Aku merasa ringan. Tubuhku mengayun di atas awan. Dia datang dengan setangkai mawar di tangan dan segores senyum di bibir. Kami saling menatap dalam senyap. Tak ada yang perlu diucap karena semua telah jelas. Aku mencintainya. Dia mencintai aku. Kami saling mencintai. Hidup, entah mengapa menjadi begitu berbeda. Terasa lebih berwarna. Di bawah langit biru itu kami menepi, memandang senja yang baru saja jatuh di sebelah Barat. Dia mulai menggenggam tanganku erat. Awalnya aku gemetar, butuh waktu untuk membuatku terbiasa dan merasa nyaman. Ini kali pertama aku datang ke rumah Reza. Rumahnya begitu luas dan megah. Di depan sana, sebuah kolam renang terhampar, berbentuk oval dengan taman bunga di sekitarnya.

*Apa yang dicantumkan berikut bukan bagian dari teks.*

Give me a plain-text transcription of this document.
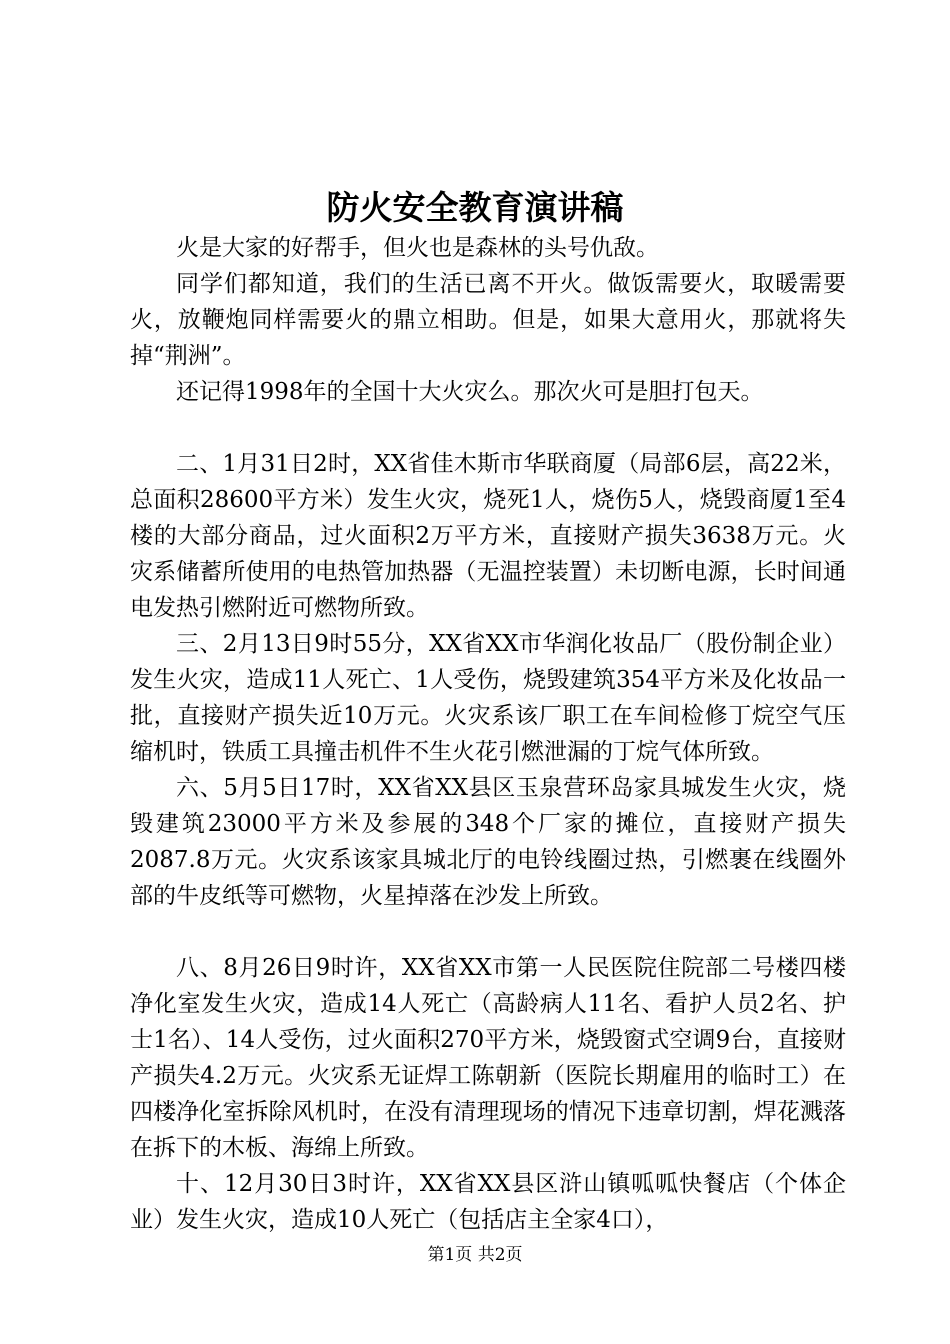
防火安全教育演讲稿

火是大家的好帮手，但火也是森林的头号仇敌。

同学们都知道，我们的生活已离不开火。做饭需要火，取暖需要火，放鞭炮同样需要火的鼎立相助。但是，如果大意用火，那就将失掉“荆洲”。

还记得1998年的全国十大火灾么。那次火可是胆打包天。

二、1月31日2时，XX省佳木斯市华联商厦（局部6层，高22米，总面积28600平方米）发生火灾，烧死1人，烧伤5人，烧毁商厦1至4楼的大部分商品，过火面积2万平方米，直接财产损失3638万元。火灾系储蓄所使用的电热管加热器（无温控装置）未切断电源，长时间通电发热引燃附近可燃物所致。

三、2月13日9时55分，XX省XX市华润化妆品厂（股份制企业）发生火灾，造成11人死亡、1人受伤，烧毁建筑354平方米及化妆品一批，直接财产损失近10万元。火灾系该厂职工在车间检修丁烷空气压缩机时，铁质工具撞击机件不生火花引燃泄漏的丁烷气体所致。

六、5月5日17时，XX省XX县区玉泉营环岛家具城发生火灾，烧毁建筑23000平方米及参展的348个厂家的摊位，直接财产损失2087.8万元。火灾系该家具城北厅的电铃线圈过热，引燃裹在线圈外部的牛皮纸等可燃物，火星掉落在沙发上所致。

八、8月26日9时许，XX省XX市第一人民医院住院部二号楼四楼净化室发生火灾，造成14人死亡（高龄病人11名、看护人员2名、护士1名）、14人受伤，过火面积270平方米，烧毁窗式空调9台，直接财产损失4.2万元。火灾系无证焊工陈朝新（医院长期雇用的临时工）在四楼净化室拆除风机时，在没有清理现场的情况下违章切割，焊花溅落在拆下的木板、海绵上所致。

十、12月30日3时许，XX省XX县区浒山镇呱呱快餐店（个体企业）发生火灾，造成10人死亡（包括店主全家4口），

第1页 共2页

“Aku sering merasa kesepian di sini,” akunya dengan pandangan berkelana. Baru saja dia bilang dia sering ditinggal sendiri di rumah ini. Kedua orangtuanya yang sibuk dengan bisnis masing-masing. “Aku harap, setelah ini kamu akan sering main ke sini.” aku hanya tersenyum mengiyakan. Tentu aku tak merasa keberatan, karena berada di dekatnya aku merasa candu. Ya, candu. Aku ingin melewati hari demi hari, pekan demi pekan, bulan demi bulan bersama, tak pernah mengenal kata usai. Andai .....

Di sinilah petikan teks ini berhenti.